La doctoresse quitta donc la salle avec l'un des agresseurs, le plus grand et le plus costaud, comme pour lui faire peur, surtout qu'il ne quittait pas son sabre et semblait très méfiant. Mais elle espérait encore pouvoir faire quelque chose. Calmer la situation :
— Si vous m'expliquiez c'est pour quelle utilisation, je peux peut-être vous aider.
Puisqu'ils étaient tous les deux à déambuler dans les couloirs de l'hôpital elle espérait l'amadouer. En vain :
— Donnez-nous ce sang et ça ira !
— Si vous devez transfuser quelqu'un c'est mieux qu'une personne expérimentée soit présente. Ce n'est pas un acte médical basique. Et puis je dois connaître le groupe sanguin du receveur...
— On prendra de chaque.
— Vous savez pour nous aussi c'est précieux. On n'a jamais assez de donneur, surtout de certains groupes sanguins...
— Vous en faites pas, tout sera utilisé jusqu'à la dernière goute.
Et il s'esclaffa. Stéphanie, voyant qu'elle n'obtiendrait aucune information de lui, fit ce qu'on lui dit, ce qui était probablement le mieux pour ses patients. Ensemble ils ramenèrent les poches de sang aux autres agresseurs. L'homme au pistolet les observa d'un œil avide pendant que les poches étaient distribuées à chacun de ses camarades avant de se retourner vers elle.
— Merci bien ! Maintenant on va partir. Pas la peine d'appeler la police.
— Vraiment je préfèrerais que vous m'envoyez le ou les patients plutôt si c'est une question d'argent...
— Ce n'est pas la peine mademoiselle. Merci encore et désolé du dérangement ! Allez continuer à sauver les vôtres !
Il fit même un sourire au bébé dans les bras de sa mère qui pleurait attendant toujours des soins avant de s'éclipser à une vitesse anormalement rapide avec les siens. Stéphanie espéra qu'elle avait contribué à sauver une vie et pas à en tuer une pendant quelques secondes avant de se retourner vers la mère et le nourrisson.
Les hommes aux loups, leurs capes battant dans leurs dos, marchèrent un moment dans des ruelles peu éclairées épiant précautionneusement les alentours.

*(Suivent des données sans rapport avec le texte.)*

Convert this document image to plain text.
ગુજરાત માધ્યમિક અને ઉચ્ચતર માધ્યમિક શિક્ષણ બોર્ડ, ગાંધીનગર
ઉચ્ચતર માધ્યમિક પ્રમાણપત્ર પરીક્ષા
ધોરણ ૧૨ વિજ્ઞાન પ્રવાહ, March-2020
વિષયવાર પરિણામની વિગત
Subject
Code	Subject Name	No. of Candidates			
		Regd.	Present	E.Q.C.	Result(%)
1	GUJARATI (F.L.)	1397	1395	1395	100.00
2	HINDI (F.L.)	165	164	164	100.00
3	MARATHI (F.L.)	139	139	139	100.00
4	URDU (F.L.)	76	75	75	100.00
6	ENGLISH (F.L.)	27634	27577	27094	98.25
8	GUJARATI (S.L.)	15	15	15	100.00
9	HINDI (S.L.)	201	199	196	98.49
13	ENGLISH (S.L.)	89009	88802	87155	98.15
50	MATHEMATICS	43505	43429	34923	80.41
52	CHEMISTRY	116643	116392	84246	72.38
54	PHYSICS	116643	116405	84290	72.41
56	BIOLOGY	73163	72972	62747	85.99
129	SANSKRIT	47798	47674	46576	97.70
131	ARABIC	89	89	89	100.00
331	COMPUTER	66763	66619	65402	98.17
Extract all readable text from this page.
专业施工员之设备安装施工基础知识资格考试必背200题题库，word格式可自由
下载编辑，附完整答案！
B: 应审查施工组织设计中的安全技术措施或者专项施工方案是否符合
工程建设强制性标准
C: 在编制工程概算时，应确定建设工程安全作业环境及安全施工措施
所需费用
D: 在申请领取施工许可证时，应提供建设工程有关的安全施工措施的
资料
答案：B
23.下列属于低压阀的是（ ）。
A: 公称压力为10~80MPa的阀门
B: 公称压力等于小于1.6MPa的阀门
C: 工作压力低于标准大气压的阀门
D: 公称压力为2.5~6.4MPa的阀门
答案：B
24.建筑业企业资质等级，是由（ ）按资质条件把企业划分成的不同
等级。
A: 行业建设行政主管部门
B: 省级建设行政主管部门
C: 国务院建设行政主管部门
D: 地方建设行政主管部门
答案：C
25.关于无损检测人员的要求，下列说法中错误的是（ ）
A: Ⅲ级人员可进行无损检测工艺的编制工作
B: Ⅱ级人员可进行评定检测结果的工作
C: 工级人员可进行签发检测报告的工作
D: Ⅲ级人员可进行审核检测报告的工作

— J'en peux plus ! dit l'un d'eux.
— Très bien, concéda le chef. Moi non plus de toute façon.
De leurs canines pointues ils déchirèrent l'emballage pour se nourrir du délicieux nectar qui leur faisait tant défaut. Chacun s'arrêta dès sa première gorgée, un air dégouté sur le visage.
— C'est ignoble !
— On n'a pas le choix ! On n'a rien d'autres à manger !
Avec un coup d'œil peu enthousiaste, chacun se remis à boire. Leur chef avait raison : ils n'avaient rien d'autre. Cela faisait des semaines qu'ils n'avaient bu une goutte de sang. Jadis on pouvait tuer discrètement, effrayer les paysans. Aujourd'hui ils n'étaient plus qu'un mythe qui n'effrayait personne et tuer quelqu'un revenait à se dévoiler aux autorités, se condamnant à mort par la même occasion. Alors peu importe, quand on avait autant faim qu'eux on ne pouvait pas faire les difficiles. Ils burent donc bien les poches jusqu'à la dernière goûte avant même le lever du soleil.